At the height of the 1998 Asian economic crisis, then-Federal Reserve Chairman Alan Greenspan declared the U.S. was no “oasis of prosperity” in times of global stress. It is a lesson Ben S. Bernanke’s successor will need to heed upon inheriting a central bank once again facing a domestic need to think internationally.

For five years, the Fed has focused on home-grown challenges, including financial turmoil and the recession and surge in unemployment that resulted. The biggest threat to U.S. expansion under its next chairman may lie outside its borders as China and fellow emerging markets show signs of weakening.

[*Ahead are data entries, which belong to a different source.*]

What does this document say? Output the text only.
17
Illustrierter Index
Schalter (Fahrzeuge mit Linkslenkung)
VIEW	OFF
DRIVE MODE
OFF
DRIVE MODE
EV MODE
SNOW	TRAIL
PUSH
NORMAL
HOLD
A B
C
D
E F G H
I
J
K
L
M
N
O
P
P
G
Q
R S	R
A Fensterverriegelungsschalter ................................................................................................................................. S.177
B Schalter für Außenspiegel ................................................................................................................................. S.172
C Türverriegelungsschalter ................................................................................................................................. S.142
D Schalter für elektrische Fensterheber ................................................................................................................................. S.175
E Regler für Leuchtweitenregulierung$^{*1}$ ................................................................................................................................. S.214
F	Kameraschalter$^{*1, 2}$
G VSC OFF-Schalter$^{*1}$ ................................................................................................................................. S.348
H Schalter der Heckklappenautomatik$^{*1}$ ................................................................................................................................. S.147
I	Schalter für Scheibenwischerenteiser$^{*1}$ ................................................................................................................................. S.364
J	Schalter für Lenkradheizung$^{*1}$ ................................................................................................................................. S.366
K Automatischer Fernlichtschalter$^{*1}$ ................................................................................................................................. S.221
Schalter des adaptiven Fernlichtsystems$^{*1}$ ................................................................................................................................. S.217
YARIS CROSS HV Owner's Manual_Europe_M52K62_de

Vice Chairman Janet Yellen is the top candidate to replace Bernanke if he steps down in January, and then would become the top monetary-policy maker as markets open wider for trade and finance and regulators seek more cross-border coordination in monitoring banks.

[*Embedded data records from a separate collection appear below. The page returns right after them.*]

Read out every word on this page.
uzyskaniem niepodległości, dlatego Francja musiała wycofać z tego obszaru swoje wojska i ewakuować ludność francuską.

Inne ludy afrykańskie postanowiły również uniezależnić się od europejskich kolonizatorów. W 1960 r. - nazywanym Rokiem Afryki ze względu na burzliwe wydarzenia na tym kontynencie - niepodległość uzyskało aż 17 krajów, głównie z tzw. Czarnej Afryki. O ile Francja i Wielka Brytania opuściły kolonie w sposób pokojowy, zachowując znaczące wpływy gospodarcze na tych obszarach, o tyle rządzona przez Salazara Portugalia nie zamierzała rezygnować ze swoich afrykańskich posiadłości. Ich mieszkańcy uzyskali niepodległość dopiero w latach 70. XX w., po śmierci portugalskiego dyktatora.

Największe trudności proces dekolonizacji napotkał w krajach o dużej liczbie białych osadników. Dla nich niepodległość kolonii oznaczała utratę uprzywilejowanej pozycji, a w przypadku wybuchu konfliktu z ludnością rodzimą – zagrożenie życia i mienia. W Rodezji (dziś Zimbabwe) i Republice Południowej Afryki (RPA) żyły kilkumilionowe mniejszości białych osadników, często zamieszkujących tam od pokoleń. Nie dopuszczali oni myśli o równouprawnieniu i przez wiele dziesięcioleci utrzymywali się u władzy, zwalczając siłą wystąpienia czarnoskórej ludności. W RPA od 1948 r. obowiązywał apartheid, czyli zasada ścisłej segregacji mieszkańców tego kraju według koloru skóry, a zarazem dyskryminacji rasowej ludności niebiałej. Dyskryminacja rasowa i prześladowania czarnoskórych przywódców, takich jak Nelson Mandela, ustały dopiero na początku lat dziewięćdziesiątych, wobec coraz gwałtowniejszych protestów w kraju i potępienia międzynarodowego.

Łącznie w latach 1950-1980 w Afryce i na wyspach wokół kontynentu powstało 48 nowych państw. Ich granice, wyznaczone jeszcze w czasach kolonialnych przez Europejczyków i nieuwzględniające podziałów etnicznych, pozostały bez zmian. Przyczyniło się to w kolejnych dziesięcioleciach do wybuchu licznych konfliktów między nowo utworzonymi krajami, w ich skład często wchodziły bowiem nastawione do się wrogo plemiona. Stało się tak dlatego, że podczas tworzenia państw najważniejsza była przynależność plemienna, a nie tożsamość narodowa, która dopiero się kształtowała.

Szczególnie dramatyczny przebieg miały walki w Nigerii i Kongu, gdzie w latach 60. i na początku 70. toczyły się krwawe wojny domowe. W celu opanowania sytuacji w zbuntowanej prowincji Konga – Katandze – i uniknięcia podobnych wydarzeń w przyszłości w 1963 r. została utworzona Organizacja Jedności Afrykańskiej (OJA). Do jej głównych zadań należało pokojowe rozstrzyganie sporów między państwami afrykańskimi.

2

“The U.S. is becoming somewhat more dependent on what’s going on in the rest of the world,” said Nathan Sheets, the former head of the Fed’s international-finance division and now global head of international economics at Citigroup Inc. in New York. “For Fed policy makers, the U.S. is becoming much more closely integrated with the global economy.”

That shouldn’t prove a problem for Yellen. She has been globe trotting and crisis fighting at the Fed from Washington since 2010, helping to craft bond-buying and communication policies. As president of the Federal Reserve Bank of San Francisco in the six previous years, she monitored Asia and oversaw banks with foreign exposure, including Wells Fargo & Co.

Global Meetings

Her Fed calendars, obtained under a Freedom of Information Act, show her attending meetings of counterparts and regulators in London, Paris, Zurich, Basel, Bern, Helsinki, Mexico City, Tokyo and Shanghai from 2011 to January of this year. In the 1970s, Yellen, now 67, worked in the Fed’s international division and also taught at the London School of Economics.

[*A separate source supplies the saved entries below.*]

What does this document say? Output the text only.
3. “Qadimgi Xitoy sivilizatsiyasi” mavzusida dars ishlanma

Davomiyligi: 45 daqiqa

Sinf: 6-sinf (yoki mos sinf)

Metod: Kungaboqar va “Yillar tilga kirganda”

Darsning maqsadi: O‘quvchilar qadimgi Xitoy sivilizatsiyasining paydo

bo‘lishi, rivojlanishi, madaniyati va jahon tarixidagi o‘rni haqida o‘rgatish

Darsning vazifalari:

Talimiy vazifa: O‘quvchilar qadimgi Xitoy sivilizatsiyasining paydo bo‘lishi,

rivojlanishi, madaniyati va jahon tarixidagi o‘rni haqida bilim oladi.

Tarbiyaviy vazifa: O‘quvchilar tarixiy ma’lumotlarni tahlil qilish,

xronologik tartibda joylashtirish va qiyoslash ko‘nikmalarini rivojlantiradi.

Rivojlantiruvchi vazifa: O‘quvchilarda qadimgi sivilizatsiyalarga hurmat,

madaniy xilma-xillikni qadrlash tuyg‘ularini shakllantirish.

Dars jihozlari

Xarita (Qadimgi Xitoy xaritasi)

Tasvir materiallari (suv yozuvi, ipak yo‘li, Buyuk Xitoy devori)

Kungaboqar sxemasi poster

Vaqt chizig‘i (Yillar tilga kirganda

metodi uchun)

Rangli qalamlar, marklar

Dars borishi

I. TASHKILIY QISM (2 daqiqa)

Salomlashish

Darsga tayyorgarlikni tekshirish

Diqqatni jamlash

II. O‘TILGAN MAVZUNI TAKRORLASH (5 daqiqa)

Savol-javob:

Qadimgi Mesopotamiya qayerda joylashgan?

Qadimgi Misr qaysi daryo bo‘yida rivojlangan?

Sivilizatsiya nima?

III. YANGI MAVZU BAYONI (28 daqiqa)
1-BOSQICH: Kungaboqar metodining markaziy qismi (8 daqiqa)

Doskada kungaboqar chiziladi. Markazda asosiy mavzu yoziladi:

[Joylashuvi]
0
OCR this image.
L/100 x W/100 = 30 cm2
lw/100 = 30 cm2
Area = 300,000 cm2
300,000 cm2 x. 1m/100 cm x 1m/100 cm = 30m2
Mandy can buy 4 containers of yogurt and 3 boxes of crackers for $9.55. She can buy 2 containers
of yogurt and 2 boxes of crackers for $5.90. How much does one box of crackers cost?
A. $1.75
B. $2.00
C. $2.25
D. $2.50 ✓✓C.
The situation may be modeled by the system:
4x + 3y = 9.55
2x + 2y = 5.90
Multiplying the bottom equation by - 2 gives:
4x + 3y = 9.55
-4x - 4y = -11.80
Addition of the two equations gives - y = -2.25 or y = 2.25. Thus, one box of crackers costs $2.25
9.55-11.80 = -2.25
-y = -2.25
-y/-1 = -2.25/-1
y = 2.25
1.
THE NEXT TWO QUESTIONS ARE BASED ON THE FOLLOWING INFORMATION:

“I have known Janet for some years,” South African Reserve Bank Governor Gill Marcus said Aug. 13 in Johannesburg. “When Janet talks, you can hear a pin drop. She is methodical, analytical.”

The role of the Fed “has significant international implications,” said Clay Lowery, a vice president at Washington-based Rock Creek Global Advisors LLC and a former U.S. Treasury official. “Janet Yellen’s experience suggests a command of those issues.”